Wow, I can’t believe it. As a child it seemed like it was so far away and now it’s right here with me. Forty seemed soooo old. Suddenly, I was closer to 40 than 20. I don’t mind growing old, actually I feel proud to be 40. I feel like my life has just started.
So what does turning 40 mean to you? I have some friends who have embraced it and others who have avoided it like the plague. They won’t tell you that they are 40, or any age. We have all been told, not to ask a lady her age. However, I love it, because it usually follows with doubt and I then get to explain I have a 16 (almost 17) year old. Now they could be pumping my head up, but hey I’ll take it!!
Not sure why someone could not enjoy growing old. I could do without the aches and pains, but for me I am ready for the fabulousness of 40!!!
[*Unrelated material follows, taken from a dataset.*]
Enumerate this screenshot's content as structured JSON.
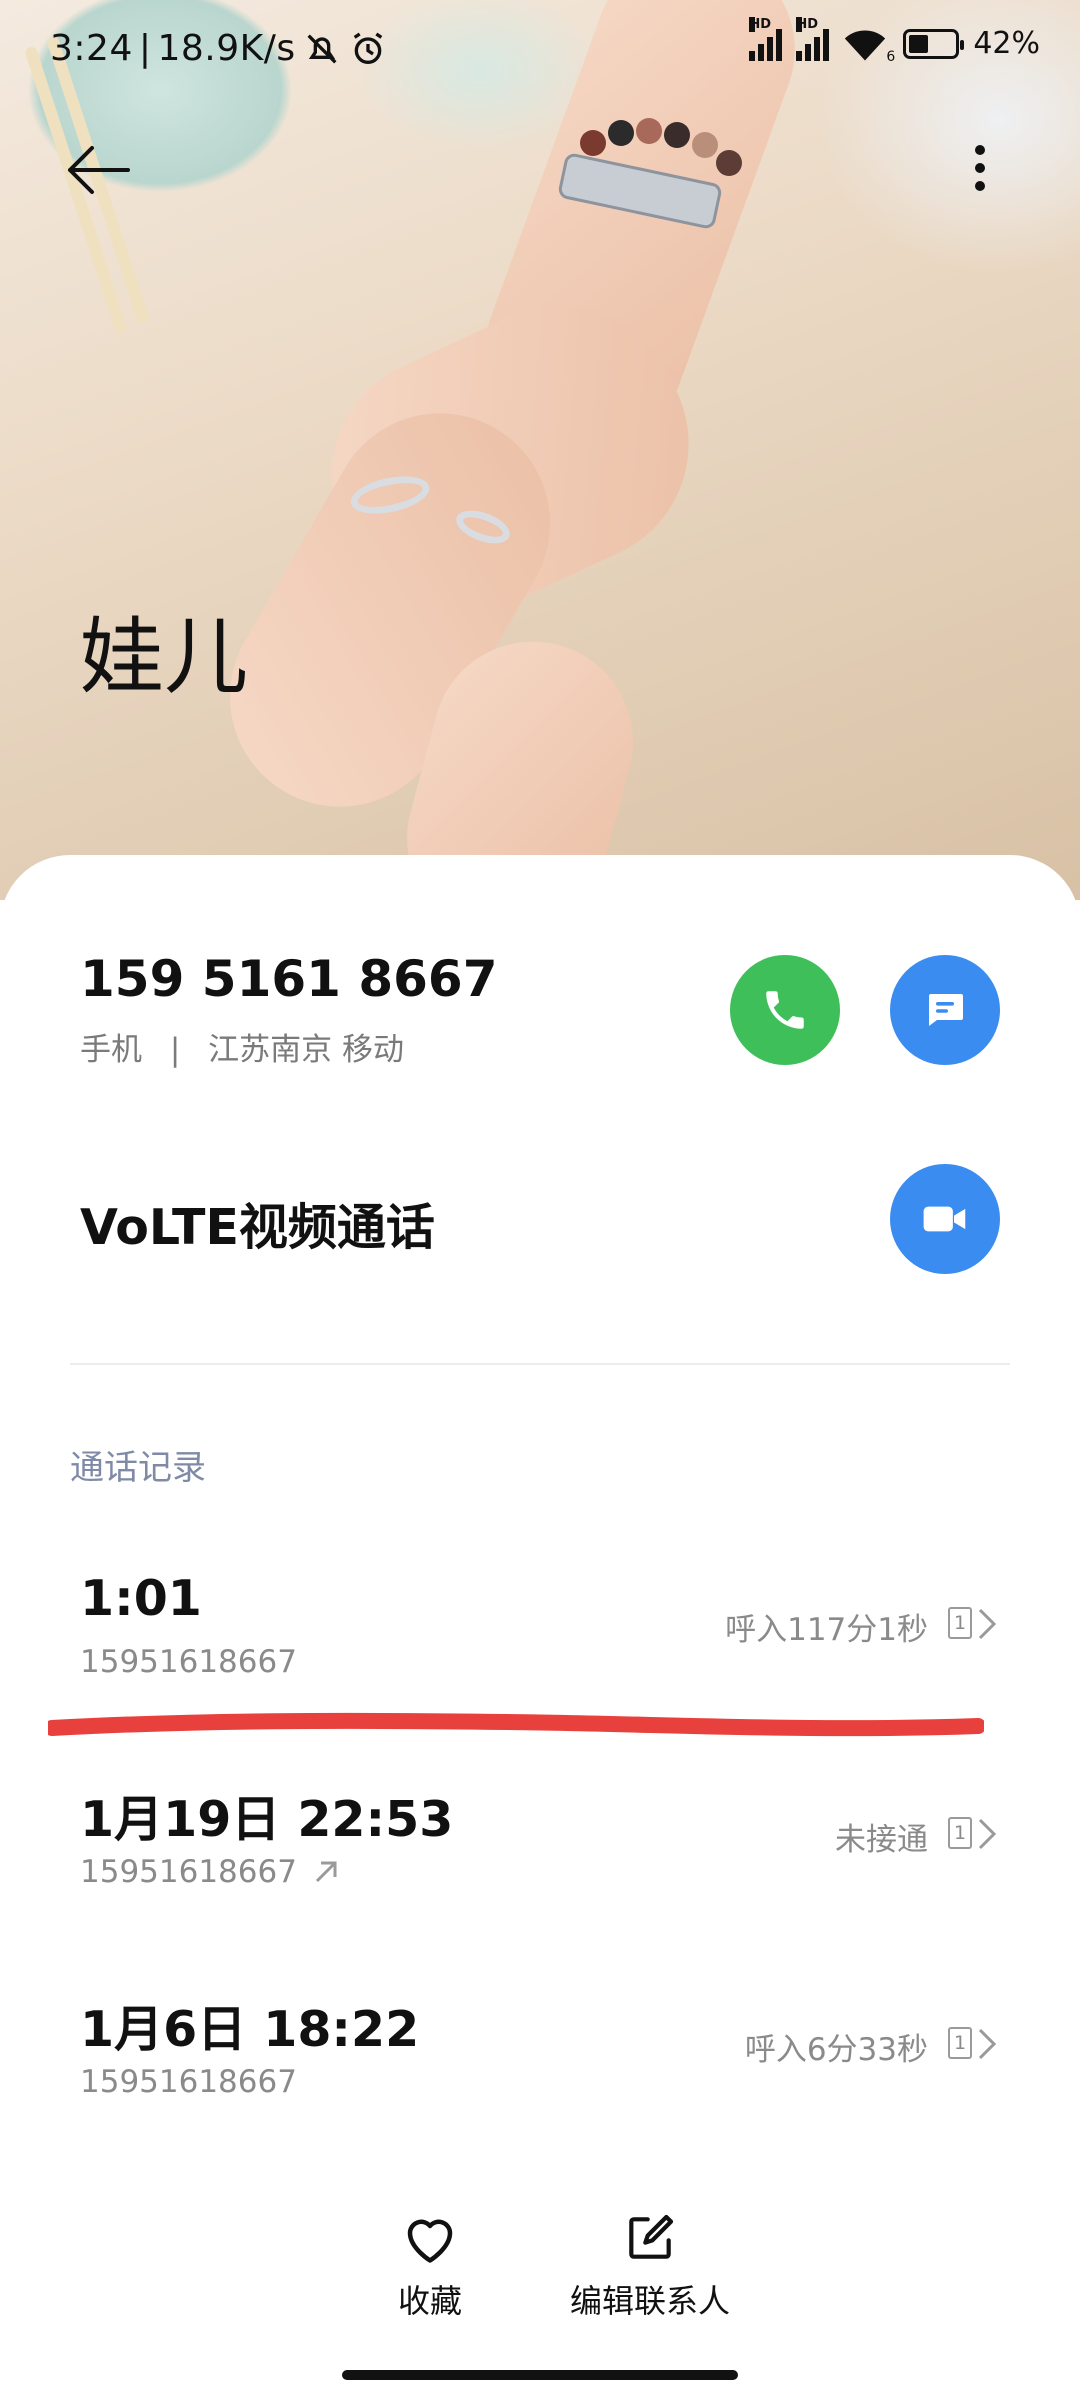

Forty just seems like it is, I don’t know, POWERFUL. I feel like I am actually a grown woman. I mean, a real woman who has worked for a few decades, had a couple businesses, become very comfortable and strong in my own skin. I have learned and continue to learn to love me from the ends of my curly hair to my very long toes!!! Forty is just FABULOUS, or at least I plan to make it so!!
I feel more amazing older, than in my youth (just missing the energy of my youth). I feel like that now with my daughter preparing to graduate, I really get to focus on me (but we know it will always be about her!!).
I mean my blog is really been my open diary and showing how I have worked to release myself of the bondages of my 30s. I have released people, things, jobs, and so on to become a healthier and happier me. 30 has been amazing and I know I grew tremendously, but 40, I feel is offering me a whole new opportunity of a new life and I plan to take full advantage of it.
This past decade has had many ups and downs. The ups were new friendships, many new experiences, travel, being open and honest about my feelings, communication, and learning to have more fun again. I have had a many deaths that hit my heart and soul, but I have also seen the births of some amazing kids. I have seen marriages, divorces, life, death, career changes, unemployment, doubt, weight loss, weight gain, long hair, short hair. I got married at 30 and now in my 40’s, it’s time to really enjoy it!!!
The last year has been a true challenge of spirit, but at the same time I know I have grown so much in this skin of mine. I have learned to love myself much more, to check in with myself even more, to make sure to be more present (mentally and physically), to celebrate who I am, and to be appreciative. I have also been sure to ask from others what I need and want. I can no longer just accept whatever anyone wants to give me, if it is below my standard. This may be selfish, but hey, I can live with that.
When was the last time you were a little selfish in your self-care? When was the last time you make sure to check in with yourself on your feelings, emotions, thoughts, place, job and so on? I believe when I am healthy, my relationships are healthy, my career is great, and life is on point. So being a little selfish goes a long way (as long as it is not detrimental to you).
I hope that you all take time to truly celebrate all the parts that make you who and what you are.